00:29Merci beaucoup, 20 ans d'existence quand même pour Montefiore Investment, vous déployez, je crois que vous êtes en train de lever votre sixième millésime, c'est ça ?
00:38On a levé, vous avez levé votre sixième millésime, qu'est-ce qui caractérise Montefiore depuis 20 ans dans sa politique d'investissement
00:48notamment tournée vers les ETI européennes pour accompagner la croissance des ETI européennes ?
00:54Alors notre stratégie est restée pratiquement la même sur les 20 dernières années, on est devenu au cours des 20 dernières années le leader en France et maintenant en Europe du Sud
01:02dans l'investissement dans les PME et ETI de croissance dans les métiers de service.
01:07Aujourd'hui on gère 5 milliards, on a une équipe de 70 personnes avec des bureaux à Paris, à Milan et à Madrid
01:13et au cours des 20 dernières années on est devenu l'acteur le plus performant en Europe dans le segment buyout
01:19à la fois ce qu'on appelle le small et le mid market
01:23avec environ 20% de terry net investisseurs sur 20 ans, une volatilité très faible des performances
01:31et on a été élu par les investisseurs institutionnels 14 fois au cours des 14 dernières années
01:36meilleur fonds français de cette catégorie.
01:39Donc ça ne veut pas dire que c'est vrai mais en tout cas ça veut dire qu'il y a des indices.
01:42Non mais ça veut dire que certains le pensent quand même.
01:45C'est quoi la secret sauce ?
01:46C'est quoi ? Déjà cette régularité, encore une fois c'est des métiers où on peut réaliser une année exceptionnelle
01:52suivie de très mauvaises années.
01:55Cette régularité déjà je trouve que c'est impressionnant, 20 ans d'existence c'est aussi impressionnant.
01:59C'est quoi la secret sauce ? Vous avez dit 70 équipes, tout commence par le terrain, être proche du terrain,
02:06comment on accompagne ces entreprises et qu'est-ce qu'on leur apporte en plus des capitaux que vous leur apportez Eric ?
02:12Comme vous le dites justement, il ne s'agit pas de réussir une fois, il s'agit de répliquer la performance sur la durée.
02:19Et ça, ça passe fondamentalement par la construction d'avantages concurrentiels et structurels.
02:24Et ça, c'était notre obsession depuis le premier jour.
02:26Et c'est quoi ces avantages concurrentiels et structurels ?
02:30Ce n'est pas tellement à l'achat ou à la sortie.
02:33Pour nous, c'est entre les deux.
02:34Entre les deux, on a en fait une connaissance sectorielle d'un métier dans lequel on a choisi d'investir.
02:40Et on a creusé ce sillon-là depuis 20 ans.
02:42Et on a un savoir-faire d'accompagnement et d'accélération de la croissance rentable des entreprises.
02:50Dans une économie française européenne qui croît à 1,5-2% par an, nos entreprises à l'entrée sont des entreprises surperformantes.
02:57Elles croissent à 8% par an et elles ont une marge élevée.
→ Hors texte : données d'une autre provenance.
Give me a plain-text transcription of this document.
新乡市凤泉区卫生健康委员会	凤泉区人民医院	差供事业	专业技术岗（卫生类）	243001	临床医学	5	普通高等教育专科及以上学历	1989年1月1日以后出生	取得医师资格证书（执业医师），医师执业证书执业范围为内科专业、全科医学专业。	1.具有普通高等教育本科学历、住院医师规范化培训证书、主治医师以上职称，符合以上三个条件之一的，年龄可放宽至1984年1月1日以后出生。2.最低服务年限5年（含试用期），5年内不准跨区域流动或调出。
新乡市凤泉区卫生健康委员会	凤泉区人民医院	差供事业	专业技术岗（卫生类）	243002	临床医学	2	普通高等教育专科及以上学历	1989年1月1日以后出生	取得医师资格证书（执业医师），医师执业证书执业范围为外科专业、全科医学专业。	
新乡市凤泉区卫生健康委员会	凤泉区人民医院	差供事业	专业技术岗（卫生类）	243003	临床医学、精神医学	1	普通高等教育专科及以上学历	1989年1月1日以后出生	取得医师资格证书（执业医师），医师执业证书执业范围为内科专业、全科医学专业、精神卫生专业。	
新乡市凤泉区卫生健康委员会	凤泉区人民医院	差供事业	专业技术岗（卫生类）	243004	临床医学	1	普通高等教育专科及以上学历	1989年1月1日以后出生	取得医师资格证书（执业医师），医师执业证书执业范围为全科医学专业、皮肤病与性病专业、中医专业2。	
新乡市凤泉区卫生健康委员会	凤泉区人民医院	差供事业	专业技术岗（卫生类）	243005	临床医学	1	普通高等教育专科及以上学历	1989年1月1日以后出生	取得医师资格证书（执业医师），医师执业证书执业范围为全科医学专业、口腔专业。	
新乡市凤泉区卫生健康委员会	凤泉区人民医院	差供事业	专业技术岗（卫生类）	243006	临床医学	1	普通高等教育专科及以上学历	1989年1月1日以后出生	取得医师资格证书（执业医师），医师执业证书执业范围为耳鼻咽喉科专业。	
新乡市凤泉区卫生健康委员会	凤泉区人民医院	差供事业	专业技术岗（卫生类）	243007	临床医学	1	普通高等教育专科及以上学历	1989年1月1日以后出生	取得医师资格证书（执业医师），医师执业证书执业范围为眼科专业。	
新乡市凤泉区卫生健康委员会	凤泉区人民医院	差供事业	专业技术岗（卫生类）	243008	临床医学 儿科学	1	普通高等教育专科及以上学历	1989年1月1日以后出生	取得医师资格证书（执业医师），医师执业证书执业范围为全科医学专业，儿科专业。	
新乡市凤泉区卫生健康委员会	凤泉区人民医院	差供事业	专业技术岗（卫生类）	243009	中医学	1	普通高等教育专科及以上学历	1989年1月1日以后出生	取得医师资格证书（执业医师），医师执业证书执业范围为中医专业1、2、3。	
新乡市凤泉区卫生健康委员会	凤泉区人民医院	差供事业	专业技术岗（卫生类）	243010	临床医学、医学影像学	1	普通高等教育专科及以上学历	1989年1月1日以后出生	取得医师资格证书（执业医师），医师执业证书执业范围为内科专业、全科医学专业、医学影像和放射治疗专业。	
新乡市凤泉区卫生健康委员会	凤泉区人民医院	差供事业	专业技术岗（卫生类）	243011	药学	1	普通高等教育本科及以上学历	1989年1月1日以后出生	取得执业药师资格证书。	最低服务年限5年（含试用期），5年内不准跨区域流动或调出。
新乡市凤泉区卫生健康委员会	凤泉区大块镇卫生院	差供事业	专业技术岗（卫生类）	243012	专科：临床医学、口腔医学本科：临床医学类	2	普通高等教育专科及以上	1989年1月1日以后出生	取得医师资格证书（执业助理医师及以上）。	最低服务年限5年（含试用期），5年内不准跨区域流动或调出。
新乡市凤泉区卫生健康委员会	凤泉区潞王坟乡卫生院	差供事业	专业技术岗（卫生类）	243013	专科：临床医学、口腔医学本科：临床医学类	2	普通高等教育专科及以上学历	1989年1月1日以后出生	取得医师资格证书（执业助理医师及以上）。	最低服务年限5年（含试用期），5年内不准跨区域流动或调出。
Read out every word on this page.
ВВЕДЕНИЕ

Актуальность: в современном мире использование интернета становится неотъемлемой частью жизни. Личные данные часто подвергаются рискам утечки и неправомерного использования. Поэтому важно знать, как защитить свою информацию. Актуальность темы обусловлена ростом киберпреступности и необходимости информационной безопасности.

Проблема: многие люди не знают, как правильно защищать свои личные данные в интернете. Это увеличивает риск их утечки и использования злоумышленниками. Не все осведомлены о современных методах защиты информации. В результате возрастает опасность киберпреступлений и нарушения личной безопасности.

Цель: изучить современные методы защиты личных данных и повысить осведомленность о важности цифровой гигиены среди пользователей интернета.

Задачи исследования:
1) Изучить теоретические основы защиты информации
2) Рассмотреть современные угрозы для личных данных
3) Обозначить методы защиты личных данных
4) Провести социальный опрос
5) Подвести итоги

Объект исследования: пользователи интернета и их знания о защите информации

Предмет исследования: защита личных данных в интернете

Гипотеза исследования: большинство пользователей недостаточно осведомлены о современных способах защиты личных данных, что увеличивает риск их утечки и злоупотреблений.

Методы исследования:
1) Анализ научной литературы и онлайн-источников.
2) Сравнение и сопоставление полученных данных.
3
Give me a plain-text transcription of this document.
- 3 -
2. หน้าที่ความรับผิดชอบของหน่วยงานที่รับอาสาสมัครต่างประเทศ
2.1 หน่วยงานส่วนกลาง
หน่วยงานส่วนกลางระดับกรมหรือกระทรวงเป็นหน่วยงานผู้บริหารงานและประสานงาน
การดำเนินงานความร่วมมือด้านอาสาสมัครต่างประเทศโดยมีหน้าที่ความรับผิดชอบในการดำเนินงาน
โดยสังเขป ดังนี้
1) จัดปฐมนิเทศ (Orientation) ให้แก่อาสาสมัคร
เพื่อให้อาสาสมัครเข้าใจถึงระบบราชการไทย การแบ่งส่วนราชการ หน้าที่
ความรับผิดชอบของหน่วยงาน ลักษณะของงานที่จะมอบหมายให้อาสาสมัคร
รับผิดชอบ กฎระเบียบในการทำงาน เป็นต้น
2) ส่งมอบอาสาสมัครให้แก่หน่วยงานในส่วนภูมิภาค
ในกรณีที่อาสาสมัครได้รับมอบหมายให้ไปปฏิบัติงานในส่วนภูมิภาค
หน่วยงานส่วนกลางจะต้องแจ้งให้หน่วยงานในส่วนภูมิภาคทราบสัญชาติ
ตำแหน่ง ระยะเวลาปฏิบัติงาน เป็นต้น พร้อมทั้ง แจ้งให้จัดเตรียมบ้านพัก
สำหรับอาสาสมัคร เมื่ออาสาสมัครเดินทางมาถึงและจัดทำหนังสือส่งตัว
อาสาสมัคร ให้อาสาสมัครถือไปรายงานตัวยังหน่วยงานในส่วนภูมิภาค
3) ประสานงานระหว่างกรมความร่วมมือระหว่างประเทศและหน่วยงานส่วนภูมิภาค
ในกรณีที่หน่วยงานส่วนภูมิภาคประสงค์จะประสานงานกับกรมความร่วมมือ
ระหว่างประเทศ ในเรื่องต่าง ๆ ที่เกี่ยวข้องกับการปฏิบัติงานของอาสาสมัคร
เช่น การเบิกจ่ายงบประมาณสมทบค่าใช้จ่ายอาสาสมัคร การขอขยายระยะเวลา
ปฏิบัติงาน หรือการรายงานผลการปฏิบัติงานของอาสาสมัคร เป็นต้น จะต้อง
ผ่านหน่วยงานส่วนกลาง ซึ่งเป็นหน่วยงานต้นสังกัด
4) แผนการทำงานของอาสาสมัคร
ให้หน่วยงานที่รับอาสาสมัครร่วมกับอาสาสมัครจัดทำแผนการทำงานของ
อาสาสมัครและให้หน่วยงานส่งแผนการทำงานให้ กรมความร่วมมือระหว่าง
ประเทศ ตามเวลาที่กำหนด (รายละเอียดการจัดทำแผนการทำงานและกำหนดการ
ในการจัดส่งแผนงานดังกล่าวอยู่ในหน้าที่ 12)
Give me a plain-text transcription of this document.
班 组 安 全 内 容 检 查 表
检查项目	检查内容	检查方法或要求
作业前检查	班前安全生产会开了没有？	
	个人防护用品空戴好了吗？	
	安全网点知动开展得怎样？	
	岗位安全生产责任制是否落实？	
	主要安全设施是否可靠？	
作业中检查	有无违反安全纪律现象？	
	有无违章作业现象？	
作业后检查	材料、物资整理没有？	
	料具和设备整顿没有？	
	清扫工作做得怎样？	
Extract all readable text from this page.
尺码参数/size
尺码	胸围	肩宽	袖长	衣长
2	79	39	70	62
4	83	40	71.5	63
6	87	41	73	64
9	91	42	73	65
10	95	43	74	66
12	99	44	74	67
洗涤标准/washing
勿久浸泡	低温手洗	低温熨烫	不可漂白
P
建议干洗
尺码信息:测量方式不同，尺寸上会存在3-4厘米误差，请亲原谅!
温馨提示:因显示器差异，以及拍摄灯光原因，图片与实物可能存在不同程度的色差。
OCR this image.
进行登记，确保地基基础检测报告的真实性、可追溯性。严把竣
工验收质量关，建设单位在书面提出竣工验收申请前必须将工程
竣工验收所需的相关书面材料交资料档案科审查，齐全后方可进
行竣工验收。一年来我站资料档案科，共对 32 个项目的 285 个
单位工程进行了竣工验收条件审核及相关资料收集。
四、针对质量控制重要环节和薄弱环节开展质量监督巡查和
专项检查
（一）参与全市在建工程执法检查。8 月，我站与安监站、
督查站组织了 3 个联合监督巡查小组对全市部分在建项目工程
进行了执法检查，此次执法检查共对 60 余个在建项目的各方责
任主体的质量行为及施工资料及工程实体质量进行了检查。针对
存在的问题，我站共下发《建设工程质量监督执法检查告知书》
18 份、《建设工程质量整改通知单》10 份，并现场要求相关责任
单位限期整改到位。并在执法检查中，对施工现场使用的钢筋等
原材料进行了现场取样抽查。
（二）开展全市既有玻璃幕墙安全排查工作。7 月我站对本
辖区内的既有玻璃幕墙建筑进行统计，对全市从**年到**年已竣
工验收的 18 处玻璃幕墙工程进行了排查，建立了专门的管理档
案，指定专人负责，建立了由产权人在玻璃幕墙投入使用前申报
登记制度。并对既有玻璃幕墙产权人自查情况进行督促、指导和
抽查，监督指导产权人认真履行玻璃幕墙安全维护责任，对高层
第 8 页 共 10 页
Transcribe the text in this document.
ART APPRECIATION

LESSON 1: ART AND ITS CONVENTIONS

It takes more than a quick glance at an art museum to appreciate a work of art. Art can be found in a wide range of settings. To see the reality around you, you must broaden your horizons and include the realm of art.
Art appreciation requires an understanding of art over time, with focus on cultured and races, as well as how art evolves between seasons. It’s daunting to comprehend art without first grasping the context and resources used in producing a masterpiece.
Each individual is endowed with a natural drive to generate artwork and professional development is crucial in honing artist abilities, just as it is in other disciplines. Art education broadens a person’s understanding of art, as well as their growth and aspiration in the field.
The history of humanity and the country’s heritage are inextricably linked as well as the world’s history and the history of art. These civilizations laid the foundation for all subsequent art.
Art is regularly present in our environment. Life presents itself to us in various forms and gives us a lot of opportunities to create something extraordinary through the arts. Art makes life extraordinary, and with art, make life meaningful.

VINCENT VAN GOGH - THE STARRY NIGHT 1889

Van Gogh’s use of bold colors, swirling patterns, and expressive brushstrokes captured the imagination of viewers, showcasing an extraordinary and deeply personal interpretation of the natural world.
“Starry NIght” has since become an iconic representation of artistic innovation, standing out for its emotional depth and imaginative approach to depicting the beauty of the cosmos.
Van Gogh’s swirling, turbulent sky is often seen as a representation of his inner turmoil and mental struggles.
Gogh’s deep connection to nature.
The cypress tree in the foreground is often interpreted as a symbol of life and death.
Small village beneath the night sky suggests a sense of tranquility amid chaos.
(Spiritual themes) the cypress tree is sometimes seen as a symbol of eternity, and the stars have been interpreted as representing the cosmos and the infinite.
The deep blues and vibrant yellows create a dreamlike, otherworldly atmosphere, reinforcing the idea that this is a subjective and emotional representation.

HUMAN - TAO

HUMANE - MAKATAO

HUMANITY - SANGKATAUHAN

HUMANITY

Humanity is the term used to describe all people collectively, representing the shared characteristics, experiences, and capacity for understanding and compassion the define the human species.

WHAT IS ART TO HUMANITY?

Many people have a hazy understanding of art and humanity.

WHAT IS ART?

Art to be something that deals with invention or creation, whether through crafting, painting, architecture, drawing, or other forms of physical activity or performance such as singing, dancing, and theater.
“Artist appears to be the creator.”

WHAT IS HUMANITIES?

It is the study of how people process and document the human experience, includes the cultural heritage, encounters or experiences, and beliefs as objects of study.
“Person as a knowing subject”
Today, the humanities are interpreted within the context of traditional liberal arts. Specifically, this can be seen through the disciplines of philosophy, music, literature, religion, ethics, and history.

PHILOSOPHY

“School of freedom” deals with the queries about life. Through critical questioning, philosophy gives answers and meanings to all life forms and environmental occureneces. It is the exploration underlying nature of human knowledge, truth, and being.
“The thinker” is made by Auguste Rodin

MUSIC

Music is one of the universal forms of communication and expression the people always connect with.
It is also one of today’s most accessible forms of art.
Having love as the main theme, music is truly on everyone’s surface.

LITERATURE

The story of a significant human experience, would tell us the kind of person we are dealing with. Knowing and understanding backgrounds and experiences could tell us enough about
03:00Et en fait, on va activer un ensemble de leviers qui sont spécifiques entreprise par entreprise, mais qu'on maîtrise très très bien.
03:06Et qui nous ont permis, au cours des 20 dernières années, de faire qu'en moyenne, ces entreprises délivrent plus de 20% de croissance, du chiffre d'affaires et des résultats par an.
03:15Et en fait, en Europe, il y a très très très très peu de gens qui peuvent faire ça.
03:19Et pour ça, il faut être majoritaire ?
03:20Pour faire ça, il faut être soit majoritaire, soit être un gros minoritaire très influent.
03:26Dans les deux cas, en fait, on s'associe avec des gens forts, parce qu'on ne fait pas ça avec des management qui ne sont pas assez forts, qui ne sont pas parfaitement alignés.
03:35Et on les respecte énormément.
03:37Et donc, c'est un travail vraiment main dans la main avec eux.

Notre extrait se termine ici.